- Born: 20 February 1948 Tallinn, then part of Estonian SSR, Soviet Union
- Died: 6 October 2021 (aged 73)
- Movement: Estonian Green Movement, People's Union of Estonia

= Juhan Aare =

Estonian journalist and politician (1948–2021)

Juhan Aare (20 February 1948 – 6 October 2021) was an Estonian journalist and politician, and the founder of the Estonian Green Movement (not to be confused with current Estonian Green Party) as well as one of the instigators of the Phosphorite War protest movement. He was educated at the Tallinn 10th Workers' Youth Secondary School and graduated from the University of Tartu School of Economics and Business Administration in 1972. Aare was a literary contributor to the Säde newspaper from 1969 to 1972; edited Eesti Raadio broadcasts in stereo from 1973 to 1975; was a correspondent for Noorte Hääl from 1975 to 1977 and was a commentator for Eesti Televisioon from 1977 to 1991.

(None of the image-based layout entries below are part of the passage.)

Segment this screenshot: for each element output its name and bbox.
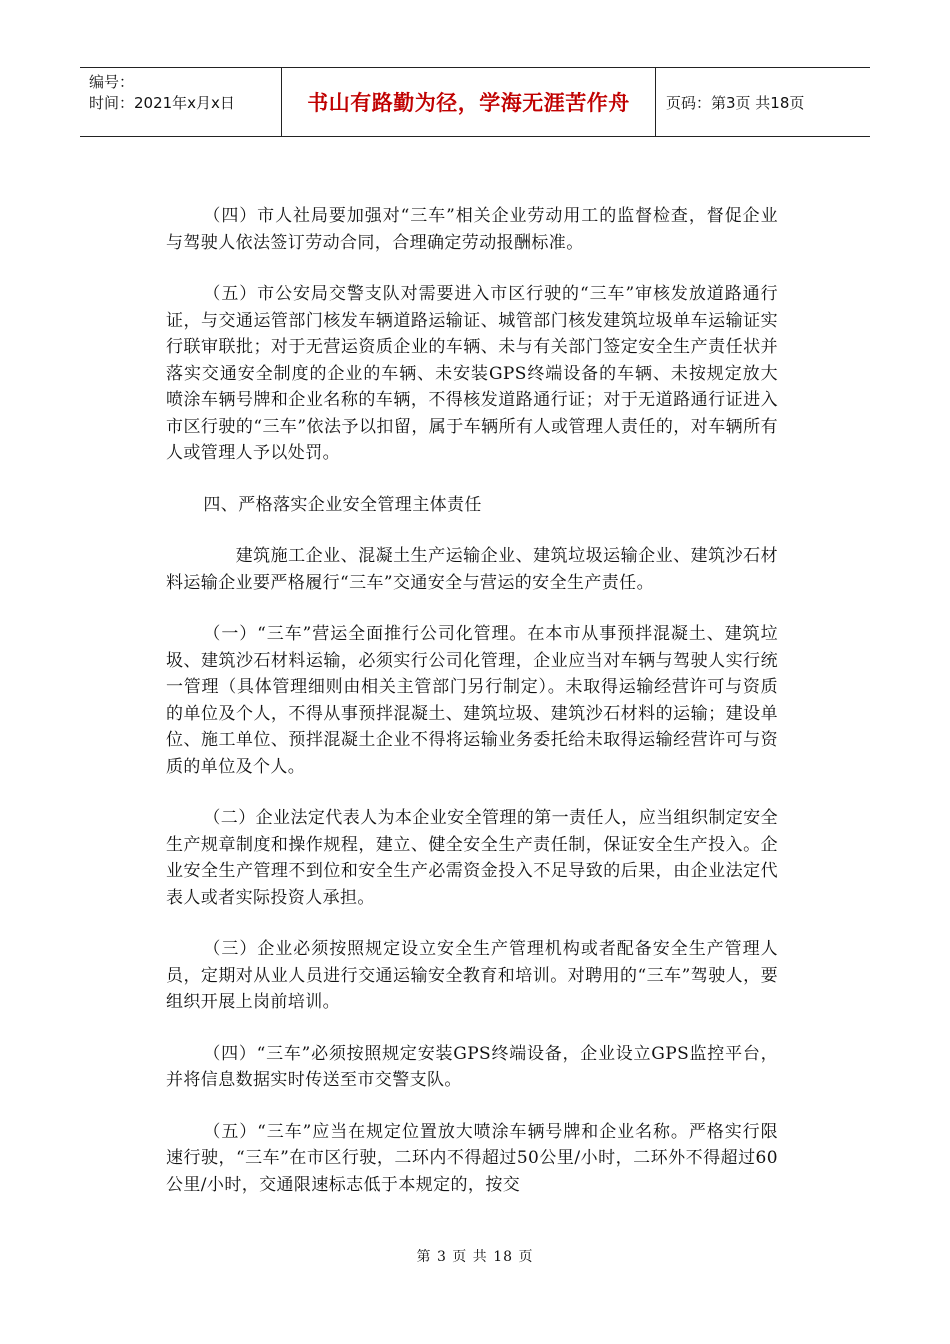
- page-footer: 第 3 页 共 18 页: [416, 1249, 534, 1265]
- header-meta: [80, 68, 282, 136]
- header-page-info: 页码：第3页 共18页: [666, 93, 805, 112]
- paragraph: （五）市公安局交警支队对需要进入市区行驶的“三车”审核发放道路通行证，与交通运管部门核发车辆道路运输证、城管部门核发建筑垃圾单车运输证实行联审联批；对于无营运资质企业的车辆、未与有关部门签定安全生产责任状并落实交通安全制度的企业的车辆、未安装GPS终端设备的车辆、未按规定放大喷涂车辆号牌和企业名称的车辆，不得核发道路通行证；对于无道路通行证进入市区行驶的“三车”依法予以扣留，属于车辆所有人或管理人责任的，对车辆所有人或管理人予以处罚。: [166, 284, 778, 463]
- paragraph: （三）企业必须按照规定设立安全生产管理机构或者配备安全生产管理人员，定期对从业人员进行交通运输安全教育和培训。对聘用的“三车”驾驶人，要组织开展上岗前培训。: [166, 939, 778, 1012]
- paragraph: 建筑施工企业、混凝土生产运输企业、建筑垃圾运输企业、建筑沙石材料运输企业要严格履行“三车”交通安全与营运的安全生产责任。: [166, 546, 778, 593]
- document-body: [166, 203, 778, 1223]
- paragraph: （二）企业法定代表人为本企业安全管理的第一责任人，应当组织制定安全生产规章制度和操作规程，建立、健全安全生产责任制，保证安全生产投入。企业安全生产管理不到位和安全生产必需资金投入不足导致的后果，由企业法定代表人或者实际投资人承担。: [166, 808, 778, 908]
- paragraph: （四）“三车”必须按照规定安装GPS终端设备，企业设立GPS监控平台，并将信息数据实时传送至市交警支队。: [166, 1043, 778, 1090]
- paragraph: （四）市人社局要加强对“三车”相关企业劳动用工的监督检查，督促企业与驾驶人依法签订劳动合同，合理确定劳动报酬标准。: [166, 206, 778, 253]
- header-motto: 书山有路勤为径，学海无涯苦作舟: [282, 68, 656, 136]
- paragraph: （五）“三车”应当在规定位置放大喷涂车辆号牌和企业名称。严格实行限速行驶，“三车”在市区行驶，二环内不得超过50公里/小时，二环外不得超过60公里/小时，交通限速标志低于本规定的，按交: [166, 1121, 778, 1195]
- document-number-label: 编号：: [89, 73, 135, 91]
- page-header: [80, 67, 870, 137]
- paragraph: （一）“三车”营运全面推行公司化管理。在本市从事预拌混凝土、建筑垃圾、建筑沙石材料运输，必须实行公司化管理，企业应当对车辆与驾驶人实行统一管理（具体管理细则由相关主管部门另行制定）。未取得运输经营许可与资质的单位及个人，不得从事预拌混凝土、建筑垃圾、建筑沙石材料的运输；建设单位、施工单位、预拌混凝土企业不得将运输业务委托给未取得运输经营许可与资质的单位及个人。: [166, 624, 778, 777]
- section-heading: 四、严格落实企业安全管理主体责任: [203, 494, 482, 515]
- document-date: 时间：2021年x月x日: [89, 94, 235, 112]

On 3 December 2002, he became a member of the People's Union of Estonia. In the 1980s he was a journalist for the TV program Panda, which dealt with environmental issues. Aare was an elected people's deputy of the Congress of People's Deputies of the Soviet Union representing the Pärnu city national-territorial electoral district No. 472 of the Estonian SSR from 1989 to 1991. He was a member of the Supreme Soviet of the Estonian Soviet Socialist Republic from 1988 to 1990, advised the Presidium of the Supreme Soviet of the Estonian Soviet Socialist Republic from 1991 to 1992 and was a member of the Riigikogu from 1992 to 1999. Aare was a member of the Communist Party of the Soviet Union, and of the Estonian Association of Journalists. He was the president of the Estonian Equestrian Federation and a member of the Estonian Olympic Committee from 1993 to 1998.

His younger brother was the musician Tõnu Aare (1953–2021). In 1983, Juhan Aare married the actress and film director Riina Hein. The couple divorced in 2000. He was awarded the Order of the National Coat of Arms, 4th Class in 2006 and the Estonian Cultural Endowment Prize in 2007.